There is a number of those languages. This list Survey of Config Languages · oils-for-unix/oils Wiki · GitHub contains quite a few, but it is not complete. For example it does not include KCL. However, I don’t have experience with any of those apart from Dhall.

In this Reddit thread one project seems to be using the Nix expression language for configuration.

One of my requirements is ergonomics, so I’m afraid anything remotely related to nix is probably not an option.

Perhaps a smaller change is to add typing to that Python script. I don’t see any type annotations, and quite a few nested dicts.

Throw some dataclasses at it, or even a pydantic for good parsing/encoding, and you’ll be in a much, much better position to communicate metadata format changes. It would really just be changing the types and running your favourite Python type checker until it stops complaining. The past couple of years have seen quite a large push for typing in Python. It’s there for the taking. The script doesn’t have to be sad.
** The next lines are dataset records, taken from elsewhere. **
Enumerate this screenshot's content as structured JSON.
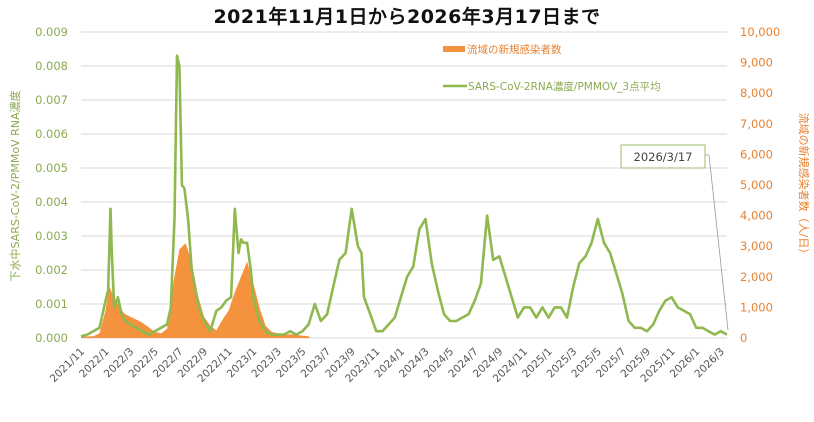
{
  "title": "2021年11月1日から2026年3月17日まで",
  "chart_data": {
    "type": "bar+line",
    "title": "2021年11月1日から2026年3月17日まで",
    "xlabel": "",
    "ylabel_left": "下水中SARS-CoV-2/PMMoV RNA濃度",
    "ylabel_right": "流域の新規感染者数（人/日）",
    "ylim_left": [
      0,
      0.009
    ],
    "ylim_right": [
      0,
      10000
    ],
    "yticks_left": [
      "0.000",
      "0.001",
      "0.002",
      "0.003",
      "0.004",
      "0.005",
      "0.006",
      "0.007",
      "0.008",
      "0.009"
    ],
    "yticks_right": [
      "0",
      "1,000",
      "2,000",
      "3,000",
      "4,000",
      "5,000",
      "6,000",
      "7,000",
      "8,000",
      "9,000",
      "10,000"
    ],
    "xticks": [
      "2021/11",
      "2022/1",
      "2022/3",
      "2022/5",
      "2022/7",
      "2022/9",
      "2022/11",
      "2023/1",
      "2023/3",
      "2023/5",
      "2023/7",
      "2023/9",
      "2023/11",
      "2024/1",
      "2024/3",
      "2024/5",
      "2024/7",
      "2024/9",
      "2024/11",
      "2025/1",
      "2025/3",
      "2025/5",
      "2025/7",
      "2025/9",
      "2025/11",
      "2026/1",
      "2026/3"
    ],
    "grid": true,
    "legend_position": "top-right inside",
    "series": [
      {
        "name": "流域の新規感染者数",
        "type": "area-bar",
        "axis": "right",
        "color": "#f5923e",
        "x_month_index": [
          0,
          1,
          1.5,
          2,
          2.3,
          2.6,
          3,
          3.5,
          4,
          4.5,
          5,
          5.5,
          6,
          6.5,
          7,
          7.5,
          8,
          8.5,
          9,
          9.5,
          10,
          10.5,
          11,
          11.5,
          12,
          12.5,
          13,
          13.5,
          14,
          14.5,
          15,
          15.5,
          16,
          16.5,
          17,
          17.5,
          18,
          18.5,
          18.6
        ],
        "values": [
          50,
          60,
          150,
          900,
          1700,
          1400,
          1100,
          800,
          700,
          600,
          500,
          350,
          200,
          150,
          300,
          1800,
          2900,
          3100,
          2500,
          1400,
          700,
          400,
          250,
          600,
          900,
          1500,
          2000,
          2500,
          1800,
          1000,
          400,
          200,
          150,
          100,
          120,
          100,
          80,
          60,
          0
        ]
      },
      {
        "name": "SARS-CoV-2RNA濃度/PMMOV_3点平均",
        "type": "line",
        "axis": "left",
        "color": "#8fb84f",
        "x_month_index": [
          0,
          0.5,
          1,
          1.5,
          2,
          2.2,
          2.4,
          2.5,
          2.7,
          3,
          3.3,
          3.6,
          4,
          4.5,
          5,
          5.5,
          6,
          6.5,
          7,
          7.3,
          7.6,
          7.8,
          8.0,
          8.2,
          8.4,
          8.7,
          9,
          9.5,
          10,
          10.5,
          11,
          11.4,
          11.8,
          12.2,
          12.5,
          12.8,
          13,
          13.2,
          13.5,
          13.8,
          14,
          14.5,
          15,
          15.5,
          16,
          16.5,
          17,
          17.5,
          18,
          18.5,
          19,
          19.5,
          20,
          20.5,
          21,
          21.5,
          22,
          22.5,
          22.8,
          23,
          23.5,
          24,
          24.5,
          25,
          25.5,
          26,
          26.5,
          27,
          27.5,
          28,
          28.5,
          29,
          29.5,
          30,
          30.5,
          31,
          31.5,
          32,
          32.5,
          33,
          33.5,
          34,
          34.5,
          35,
          35.5,
          36,
          36.5,
          37,
          37.5,
          38,
          38.5,
          39,
          39.5,
          40,
          40.5,
          41,
          41.5,
          42,
          42.5,
          43,
          43.5,
          44,
          44.5,
          45,
          45.5,
          46,
          46.5,
          47,
          47.5,
          48,
          48.5,
          49,
          49.5,
          50,
          50.5,
          51,
          51.5,
          52,
          52.5
        ],
        "values": [
          5e-05,
          0.0001,
          0.0002,
          0.0003,
          0.0011,
          0.0014,
          0.0038,
          0.0025,
          0.0009,
          0.0012,
          0.0007,
          0.0005,
          0.0004,
          0.0003,
          0.0002,
          0.0001,
          0.0002,
          0.0003,
          0.0004,
          0.0009,
          0.0035,
          0.0083,
          0.008,
          0.0045,
          0.0044,
          0.0035,
          0.002,
          0.001,
          0.0005,
          0.0002,
          0.0008,
          0.0009,
          0.0011,
          0.0012,
          0.0038,
          0.0025,
          0.0029,
          0.0028,
          0.0028,
          0.002,
          0.0012,
          0.0005,
          0.0002,
          0.0001,
          0.0001,
          0.0001,
          0.0002,
          0.0001,
          0.0002,
          0.0004,
          0.001,
          0.0005,
          0.0007,
          0.0015,
          0.0023,
          0.0025,
          0.0038,
          0.0027,
          0.0025,
          0.0012,
          0.0007,
          0.0002,
          0.0002,
          0.0004,
          0.0006,
          0.0012,
          0.0018,
          0.0021,
          0.0032,
          0.0035,
          0.0022,
          0.0014,
          0.0007,
          0.0005,
          0.0005,
          0.0006,
          0.0007,
          0.0011,
          0.0016,
          0.0036,
          0.0023,
          0.0024,
          0.0018,
          0.0012,
          0.0006,
          0.0009,
          0.0009,
          0.0006,
          0.0009,
          0.0006,
          0.0009,
          0.0009,
          0.0006,
          0.0015,
          0.0022,
          0.0024,
          0.0028,
          0.0035,
          0.0028,
          0.0025,
          0.0019,
          0.0013,
          0.0005,
          0.0003,
          0.0003,
          0.0002,
          0.0004,
          0.0008,
          0.0011,
          0.0012,
          0.0009,
          0.0008,
          0.0007,
          0.0003,
          0.0003,
          0.0002,
          0.0001,
          0.0002,
          0.0001,
          0.0004,
          0.0005,
          0.0008,
          0.0004,
          0.0002
        ]
      }
    ],
    "annotations": [
      {
        "text": "2026/3/17",
        "points_to": "last data point"
      }
    ]
  },
  "legend": {
    "bar_label": "流域の新規感染者数",
    "line_label": "SARS-CoV-2RNA濃度/PMMOV_3点平均"
  },
  "axes": {
    "left_label": "下水中SARS-CoV-2/PMMoV RNA濃度",
    "right_label": "流域の新規感染者数（人/日）"
  },
  "callout": {
    "text": "2026/3/17"
  },
  "colors": {
    "bar": "#f5923e",
    "line": "#8fb84f",
    "left_axis": "#8aab52",
    "right_axis": "#e8812f",
    "grid": "#d9d9d9"
  }
}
Thank you a lot for the tip. I’ve replaced my Dockerfile’s generator suite from bunch of YAMLs + Jinja (Ginger) template + the templating executable in Haskell to a bunch of Nickel files and a trivial shell script, resulted in a way smaller footprint, instant feedback and types out of the box instead of JSON schema; all of that with a single configuration language. Couldn’t recommend it enough. Seems like the sweet spot to me as well.

Update on this: I put my money where my mouth is and made the MR: rel_eng: Give the ghcup yaml generation script some Python (and Nix) love (!15966) · Merge requests · Glasgow Haskell Compiler / GHC · GitLab

Specifically, the declared type of the Ghcup yaml schema can be found here:

This is already quite an improvement, if I say so myself. Note that I did cap my time on this, and the viArch: dict[ViArch, dict[Distro, dict[VersionStr, DlInfo]]] part can be made nicer by making more classes (instead of dictionaries).

Edit: I decided to come back and fix that nested dict.

I realize that this entire script would be superfluous if indeed replaced by e.g. nickel. I did want to demonstrate the typing capabilities of modern Python, though.

The script is just 600loc and runs through nix shebang so there is no problem with delivering dependencies Haskell. There are libraries for parsing Json and handling CMD args.